With a couple of orchids in my hand, I somehow managed to limp my way into the bustling Rajiv Chowk metro station. A direct, crowded metro got us to Green Park from where an auto-rickshaw took us to our destination.
At first look, Hauz Khas village looked like your average hangout zone, nestled safely next to the Hauz Khas fort. But as you start walking inside those narrow decorated alleys you get to see the real side of the village. There is an armada of stores inside. The first one that caught my eye was a shop located in a basement. The entrance of the shop was laden with posters from yesteryear Bollywood flicks. Everything from Mother India to Mughal-e-azam.
Our first stop was the magnificent Kuzart Lane — an art gallery cum café. The entrance to the lane is spell bounding. A dark alley illuminated with numerous light bulbs hanging from the roof, perfectly placed in one line. On either side of the lane are two walls, which have been decorated with paintings from various artists. Most of them would be a treat for any art lover as they are available at much cheaper prices than the original price which is of course mentioned on every painting that is clinging to the colourful wall.
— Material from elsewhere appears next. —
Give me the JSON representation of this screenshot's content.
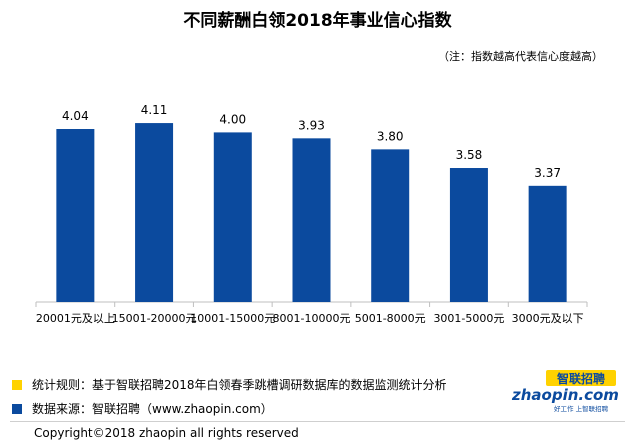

The café is in itself a separate entity. It has been built and designed exquisitely. The walls painted in the form of a huge bird which bears beautiful colours. On the other wall in the café are two unique guitars: each with a painting etched onto it. The menu has a variety of snacks, main course meals and sparkling beverages to go along with it and add to it the melodious playlist that keeps producing one track after the other. The Kuzart café shouldn’t chalk out much out of your pocket.
After a hefty lunch at the Kuzart, we wandered again, though, this time to find another place called Elma’s Bakery. It sounded pretty neat to me, whereas my friend was anxious to see and try the bakery as she had read about it quite frequently.
Anyone who is looking for calmness along with a pinch of class should definitely pay visit to Elma’s Bakery. Albeit, a tad expensive, it is worth every single penny.
These are just two of the many places that the Hauz Khas village has to offer. And at the end of the day, the pain in the ankle really didn’t matter. I am sure to return to the village for more experiences, if nothing but to buy a few vintage Bollywood posters.